Divorce proceedings are always stressful. When a high-asset couple gets divorced, tensions can run even higher.

There are several common misconceptions about divorce proceedings and the division of assets in Florida. To avoid a financial fiasco, familiarize yourself with these divorce myths and the truth behind them.

Myth: Spending more means more alimony

Alimony helps a financially dependent spouse maintain a certain standard of living after separation. While there is a grain of truth to the idea that if you maintained a higher standard of living you may receive more alimony, increasing spending before the divorce to achieve this is not advisable. If the court suspects you of maliciously using marital funds within two years of filing for divorce, you might receive less financial support.

Myth: Couples divide assets evenly

There is a number of reasons courts may not split assets equally.

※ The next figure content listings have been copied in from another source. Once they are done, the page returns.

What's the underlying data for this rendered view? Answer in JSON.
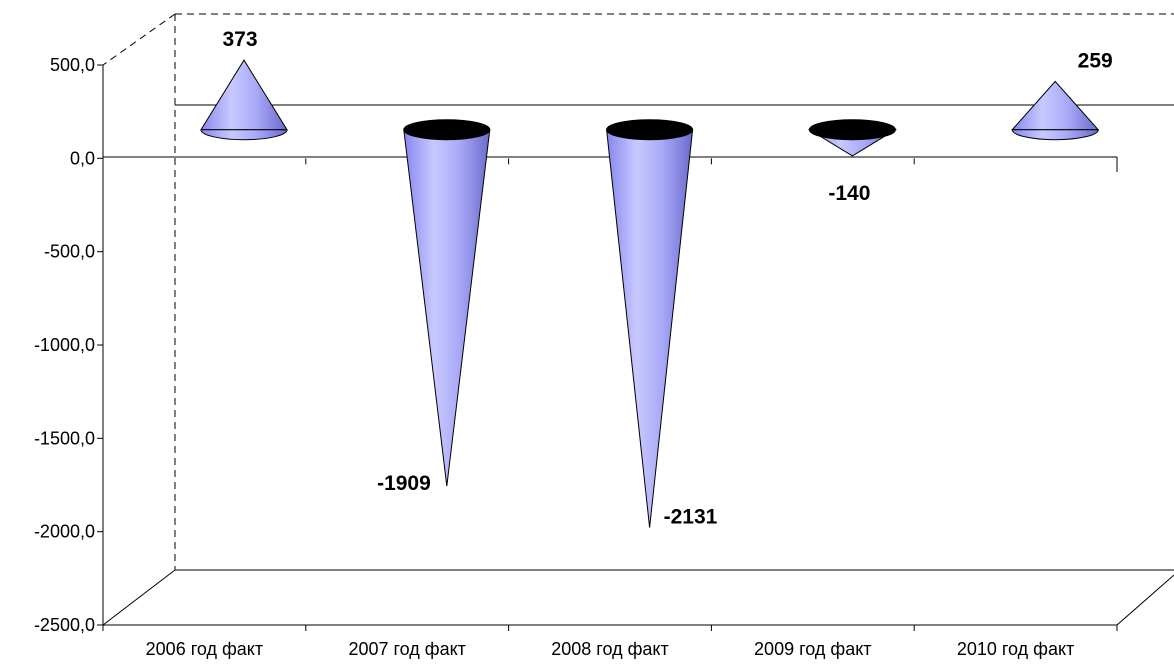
{
  "chart_data": {
    "type": "bar",
    "shape": "cone",
    "view": "3d",
    "categories": [
      "2006 год факт",
      "2007 год факт",
      "2008 год факт",
      "2009 год факт",
      "2010 год факт"
    ],
    "values": [
      373,
      -1909,
      -2131,
      -140,
      259
    ],
    "data_labels": [
      "373",
      "-1909",
      "-2131",
      "-140",
      "259"
    ],
    "y_ticks": [
      "500,0",
      "0,0",
      "-500,0",
      "-1000,0",
      "-1500,0",
      "-2000,0",
      "-2500,0"
    ],
    "ylim": [
      -2500,
      500
    ],
    "grid": false,
    "legend": "none",
    "title": "",
    "xlabel": "",
    "ylabel": "",
    "colors": {
      "cone_light": "#c8c8ff",
      "cone_mid": "#9999ff",
      "cone_dark": "#5a5ab4",
      "cone_base": "#000000",
      "axis": "#000000",
      "dash": "#000000"
    }
  }
}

First, Florida law focuses on equitable division instead of equal division. This means that courts can divide assets unevenly if the result is fair for both parties. Secondly, if one of the parties is guilty of extramarital affairs or gambling away marital funds, a judge may consider this information when awarding assets. Lastly, attempting to hide assets will not only impact property division but could lead to legal charges.

Divorces can be grim affairs with lengthy, complex proceedings. While patience is essential for getting through the process, due diligence can help you avoid falling prey to malicious myths such as these and wasting unnecessary time and money in court.